Inclinez-vous devant lui, sylphes, et faites-lui vos courtoisies.

PREMIER SYLPHE
Salut, mortel !

DEUXIÈME SYLPHE
Salut !

TROISIÈME SYLPHE
Salut !

QUATRIÈME SYLPHE
Salut !

BOTTOM
J'implore du fond du cœur la merci de vos révérences.
(Au premier sylphe.)
Par grâce, le nom de votre révérence ?

PREMIER SYLPHE
Toile d'Araignée.

BOTTOM
Je vous demande votre amitié, cher monsieur Toile d'Araignée ; si je me coupe le doigt, je prendrai avec vous des libertés.
(Au second Sylphe.)
Votre nom, honnête gentilhomme ?

DEUXIÈME SYLPHE
Fleur des Pois.

BOTTOM
De grâce, recommandez-moi à mistress Cosse, votre mère, et à maître Pois-Chiche, votre père. Cher monsieur Fleur des Pois, je demanderai à faire avec vous plus ample connaissance.
(Au troisième Sylphe.)
Par grâce, votre nom, monsieur ?

TROISIÈME SYLPHE
Grain de Moutarde.

BOTTOM
Cher monsieur Grain de Moutarde, je connais bien vos souffrances ; maint gigantesque rosbif a lâchement dévoré bien des gentilshommes de votre maison. Votre famille m'a fait souvent venir la larme à l'œil, je vous le promets.
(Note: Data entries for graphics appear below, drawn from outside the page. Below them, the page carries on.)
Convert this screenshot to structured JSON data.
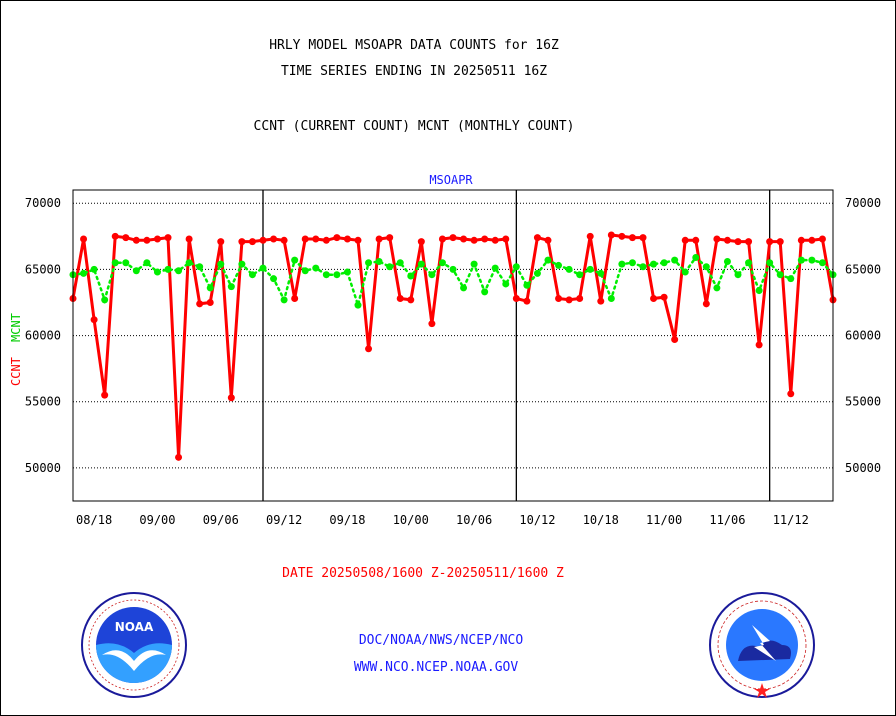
{
  "header": {
    "title_line1": "HRLY MODEL MSOAPR DATA COUNTS for 16Z",
    "title_line2": "TIME SERIES ENDING IN 20250511 16Z",
    "legend_line": "CCNT (CURRENT COUNT) MCNT (MONTHLY COUNT)"
  },
  "footer": {
    "date_range": "DATE 20250508/1600 Z-20250511/1600 Z",
    "org_line": "DOC/NOAA/NWS/NCEP/NCO",
    "url_line": "WWW.NCO.NCEP.NOAA.GOV",
    "noaa_badge": "NOAA"
  },
  "colors": {
    "ccnt": "#ff0000",
    "mcnt": "#00ee00",
    "accent": "#1a1aff"
  },
  "chart_data": {
    "type": "line",
    "title": "MSOAPR",
    "ylabel_left_red": "CCNT",
    "ylabel_left_green": "MCNT",
    "ylim": [
      47500,
      71000
    ],
    "yticks": [
      50000,
      55000,
      60000,
      65000,
      70000
    ],
    "ytick_labels": [
      "50000",
      "55000",
      "60000",
      "65000",
      "70000"
    ],
    "x_tick_labels": [
      "08/18",
      "09/00",
      "09/06",
      "09/12",
      "09/18",
      "10/00",
      "10/06",
      "10/12",
      "10/18",
      "11/00",
      "11/06",
      "11/12"
    ],
    "x_hours": [
      0,
      1,
      2,
      3,
      4,
      5,
      6,
      7,
      8,
      9,
      10,
      11,
      12,
      13,
      14,
      15,
      16,
      17,
      18,
      19,
      20,
      21,
      22,
      23,
      24,
      25,
      26,
      27,
      28,
      29,
      30,
      31,
      32,
      33,
      34,
      35,
      36,
      37,
      38,
      39,
      40,
      41,
      42,
      43,
      44,
      45,
      46,
      47,
      48,
      49,
      50,
      51,
      52,
      53,
      54,
      55,
      56,
      57,
      58,
      59,
      60,
      61,
      62,
      63,
      64,
      65,
      66,
      67,
      68,
      69,
      70,
      71,
      72
    ],
    "grid": true,
    "series": [
      {
        "name": "CCNT",
        "color": "#ff0000",
        "values": [
          62800,
          67300,
          61200,
          55500,
          67500,
          67400,
          67200,
          67200,
          67300,
          67400,
          50800,
          67300,
          62400,
          62500,
          67100,
          55300,
          67100,
          67100,
          67200,
          67300,
          67200,
          62800,
          67300,
          67300,
          67200,
          67400,
          67300,
          67200,
          59000,
          67300,
          67400,
          62800,
          62700,
          67100,
          60900,
          67300,
          67400,
          67300,
          67200,
          67300,
          67200,
          67300,
          62800,
          62600,
          67400,
          67200,
          62800,
          62700,
          62800,
          67500,
          62600,
          67600,
          67500,
          67400,
          67400,
          62800,
          62900,
          59700,
          67200,
          67200,
          62400,
          67300,
          67200,
          67100,
          67100,
          59300,
          67100,
          67100,
          55600,
          67200,
          67200,
          67300,
          62700
        ]
      },
      {
        "name": "MCNT",
        "color": "#00ee00",
        "values": [
          64600,
          64700,
          65000,
          62700,
          65500,
          65500,
          64900,
          65500,
          64800,
          65000,
          64900,
          65500,
          65200,
          63600,
          65400,
          63700,
          65400,
          64600,
          65100,
          64300,
          62700,
          65700,
          64900,
          65100,
          64600,
          64600,
          64800,
          62300,
          65500,
          65600,
          65200,
          65500,
          64500,
          65400,
          64600,
          65500,
          65000,
          63600,
          65400,
          63300,
          65100,
          63900,
          65200,
          63800,
          64700,
          65700,
          65300,
          65000,
          64600,
          65000,
          64700,
          62800,
          65400,
          65500,
          65200,
          65400,
          65500,
          65700,
          64800,
          65900,
          65200,
          63600,
          65600,
          64600,
          65500,
          63400,
          65500,
          64600,
          64300,
          65700,
          65700,
          65500,
          64600
        ]
      }
    ]
  }
}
Je demande à lier connaissance avec vous, bon monsieur Grain de Moutarde.

TITANIA
Allons, escortez-le, conduisez-le à mon berceau.
La lune, il me semble, regarde d'un œil humide ;
et, quand elle pleure, les plus petites fleurs pleurent,
se lamentant sur quelque virginité violée.
Enchaînez la langue de mon bien-aimé ; conduisez-le en silence.